Board puts plan in motion for new school

After months of planning, the Mitchell Board of Education on Monday engaged the gears and put the wheels in motion for building a new Longfellow Elementary School.

After months of planning, the Mitchell Board of Education on Monday engaged the gears and put the wheels in motion for building a new Longfellow Elementary School.

The board approved a "request for proposal" recommendation by Business Manager Steve Culhane, which allows the district to shop lending agencies on the costs of issuing capital outlay certificates amounting to $7 to $7.5 million.

Superintendent Joe Graves said the economic stimulus package being prepared by the Obama administration could conceivably offer aid that might lower the overall project cost.

The shopping of lending agencies is a break with past district practice of using one lending house or seeking bids from several independent advisers. "We expect to get four or five proposals" using the new method, Culhane said. All interested firms will bid on capital outlay certificates with a 20-year amortization schedule.

With a contingency of 3 percent, the new school's current projected cost will come in at roughly $8.8 million, or $300,000 above the budgeted $8.5 million. Hopes are that a competitive bidding climate and slack offered by alternative bidding items will allow the district to remain within budget.
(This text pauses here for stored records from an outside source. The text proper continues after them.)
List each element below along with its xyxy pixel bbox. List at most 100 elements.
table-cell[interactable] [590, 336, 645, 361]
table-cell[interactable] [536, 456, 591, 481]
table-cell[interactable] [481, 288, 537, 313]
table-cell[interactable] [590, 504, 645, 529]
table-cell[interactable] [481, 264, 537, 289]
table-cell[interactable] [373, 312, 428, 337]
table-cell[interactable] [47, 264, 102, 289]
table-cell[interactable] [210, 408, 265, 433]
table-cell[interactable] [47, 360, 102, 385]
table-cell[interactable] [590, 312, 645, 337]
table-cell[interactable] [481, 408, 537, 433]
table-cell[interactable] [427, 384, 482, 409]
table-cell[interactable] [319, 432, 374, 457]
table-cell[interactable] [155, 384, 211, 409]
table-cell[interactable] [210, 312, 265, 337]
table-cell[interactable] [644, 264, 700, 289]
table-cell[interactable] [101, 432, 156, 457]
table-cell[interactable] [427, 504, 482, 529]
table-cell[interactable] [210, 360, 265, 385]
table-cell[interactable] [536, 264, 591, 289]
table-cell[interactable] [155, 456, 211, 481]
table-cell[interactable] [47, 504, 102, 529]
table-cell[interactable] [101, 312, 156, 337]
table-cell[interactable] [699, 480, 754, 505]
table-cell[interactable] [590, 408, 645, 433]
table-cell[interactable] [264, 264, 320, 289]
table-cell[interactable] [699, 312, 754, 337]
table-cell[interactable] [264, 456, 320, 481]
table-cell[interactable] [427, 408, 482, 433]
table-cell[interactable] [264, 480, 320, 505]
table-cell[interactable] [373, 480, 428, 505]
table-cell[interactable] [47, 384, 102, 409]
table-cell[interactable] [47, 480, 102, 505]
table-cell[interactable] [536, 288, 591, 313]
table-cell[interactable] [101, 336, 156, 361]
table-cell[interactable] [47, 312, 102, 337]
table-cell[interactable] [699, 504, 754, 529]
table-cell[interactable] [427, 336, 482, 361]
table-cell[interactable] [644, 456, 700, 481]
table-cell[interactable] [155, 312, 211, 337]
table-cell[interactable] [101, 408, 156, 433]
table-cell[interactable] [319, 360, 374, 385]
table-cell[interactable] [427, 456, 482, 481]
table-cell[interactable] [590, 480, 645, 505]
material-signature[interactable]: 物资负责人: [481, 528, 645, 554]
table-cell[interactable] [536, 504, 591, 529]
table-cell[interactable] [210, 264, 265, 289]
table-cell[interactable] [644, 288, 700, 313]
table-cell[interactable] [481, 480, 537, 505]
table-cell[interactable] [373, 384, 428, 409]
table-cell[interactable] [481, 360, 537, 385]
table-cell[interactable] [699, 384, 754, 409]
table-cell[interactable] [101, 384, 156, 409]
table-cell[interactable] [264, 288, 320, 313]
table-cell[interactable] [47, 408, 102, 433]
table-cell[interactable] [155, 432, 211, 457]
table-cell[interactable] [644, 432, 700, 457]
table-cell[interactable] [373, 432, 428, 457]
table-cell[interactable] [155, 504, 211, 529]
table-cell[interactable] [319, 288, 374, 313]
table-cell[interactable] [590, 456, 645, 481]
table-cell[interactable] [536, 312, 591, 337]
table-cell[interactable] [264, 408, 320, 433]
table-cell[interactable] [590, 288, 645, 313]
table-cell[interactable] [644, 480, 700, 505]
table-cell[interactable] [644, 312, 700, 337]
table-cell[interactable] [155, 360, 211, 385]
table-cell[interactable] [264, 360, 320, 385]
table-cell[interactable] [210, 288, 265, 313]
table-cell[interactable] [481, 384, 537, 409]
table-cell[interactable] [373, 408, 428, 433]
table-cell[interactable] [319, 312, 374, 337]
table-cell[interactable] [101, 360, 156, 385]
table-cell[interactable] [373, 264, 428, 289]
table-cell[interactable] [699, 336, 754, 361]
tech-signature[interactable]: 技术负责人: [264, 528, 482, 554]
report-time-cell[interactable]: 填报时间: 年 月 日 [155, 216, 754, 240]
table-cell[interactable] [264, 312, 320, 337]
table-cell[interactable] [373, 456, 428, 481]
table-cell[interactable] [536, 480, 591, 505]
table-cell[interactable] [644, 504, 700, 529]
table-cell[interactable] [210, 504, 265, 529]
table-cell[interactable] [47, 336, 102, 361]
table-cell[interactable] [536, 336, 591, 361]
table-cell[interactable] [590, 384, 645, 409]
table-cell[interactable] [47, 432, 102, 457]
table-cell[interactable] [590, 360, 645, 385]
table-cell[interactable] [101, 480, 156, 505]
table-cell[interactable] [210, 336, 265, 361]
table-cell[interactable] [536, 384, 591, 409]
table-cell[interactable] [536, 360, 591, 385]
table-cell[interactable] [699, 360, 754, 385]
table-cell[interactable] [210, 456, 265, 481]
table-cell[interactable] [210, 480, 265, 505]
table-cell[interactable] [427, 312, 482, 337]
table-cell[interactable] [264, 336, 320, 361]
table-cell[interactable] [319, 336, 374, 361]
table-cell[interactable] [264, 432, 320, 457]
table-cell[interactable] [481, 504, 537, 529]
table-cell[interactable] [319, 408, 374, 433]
Board member Bob Everson, a mechanical engineer by trade, complained to Kyle Raph of Koch Hazard Architects that the board should have been presented with plans earlier.

"If we're going to approve bid documents today, then we should have them all in front of us," he said, adding earlier distribution would have allowed more time for closer study of the updated plans.

Everson declined a suggestion to table the project pending further study. That would have delayed the project, which is already on a tight timeline, he said. Any changes could be offered as addenda to the original proposal, he said.

The remaining timeline for the Longfellow construction project is:

- Feb. 4: Public hearing at Longfellow Elementary on the use of capital outlay funds as a revenue source to fund the project.

- Feb. 11: Pre-bid meeting with prospective bidders.

- March 3, 10 a.m.: Bid opening with Graves, Culhane, and Greg Girard, director of buildings and grounds, with the aid of Koch Hazard Architects and Puetz Corp. Bids will be examined and recommendations prepared for the board.

- March 9: Board accepts or rejects presented bids.


If all goes according to schedule, the school will be completed by May 2010.

Everson also disagreed with a plan presented by Puetz Corporation that would have allowed bidders to offer lower-cost alternative materials beyond those originally specified within the 25 segments of the project. Those materials, however, could not be used without board approval.

"Voluntary means you can add alternatives that will cheapen the project," argued Everson, who pushed for creating a uniform set of alternatives to allow all bidders an equal opportunity to compete. Other board members agreed and approved the plan.

Mark Puetz, representing Puetz Corp., said the new approach will lessen, rather than increase, his firm's work. Under the new plan Puetz Corp. will select quality alternative materials and will have a lesser range of options to manage.

"You'll be comparing apples to apples," he promised.

There will be no alternatives offered for items like the school's state-of-the-art geothermal heating and cooling system. That plan requires contractors to drill 150 geothermal wells that will allow the school to take advantage of the earth's 50-degree temperature to heat rooms in winters and cool classrooms in summer. The wells will be drilled near the playground-parking areas of the old school.

In other business Monday, Graves said the district may survive the initial series of budget cuts proposed by Gov. Mike Rounds but the budget could still lose TCAP funding that would have been used to reward good teachers and attract new instructors. The district might also lose some funding for special services.

"The silver lining is that we're still looking at a 1 percent overall increase (in state funding)," he said.


Also Monday, the board:

n Approved the following personnel items: New hires: Stacey Eddy, wind power instructor, Mitchell Technical Institute, $50,000, 248-day contract, effective March 1 for fiscal year 2009, prorated to $17,137; Lindsay WynKoop, food service worker, senior high, seven hours daily at $8.58 an hour, effective Jan. 20; MTI tutors: Courtney Totton, Sheri Gilland, and Andrew Hershman, all at $6.75 an hour. Change in hours: Dawn Patton, reduction of hours from five to three hours, effective Jan.13.

- Approved a resolution declaring surplus property. The items will be listed on the district's Web site. Items that receive no bids eventually will be discarded.

- Approved two high school-level open-enrollment applications.

- Briefly considered a question from Ronette Guymon, who asked the board what the amount of teacher salary hikes will be for the coming year and if those hikes will require dipping into reserves. Graves said salary raise figures weren't immediately available Monday and promised to supply those figures. But Graves said it will require a combination of budget cuts and reserve cash to meet next year's budget.

"There will be a pinch," he told Guymon, and that pinch that will require the district to make budget cuts and to dip into reserves of about $3.2 million, an amount that is 23.2 percent of the general fund budget. That figure offers some welcome budgetary slack, since it surpasses the board's budget reserve goal of 20 percent, said board member Eric Christensen.

- Briefly reviewed additional items on the district's 2007-08 report card.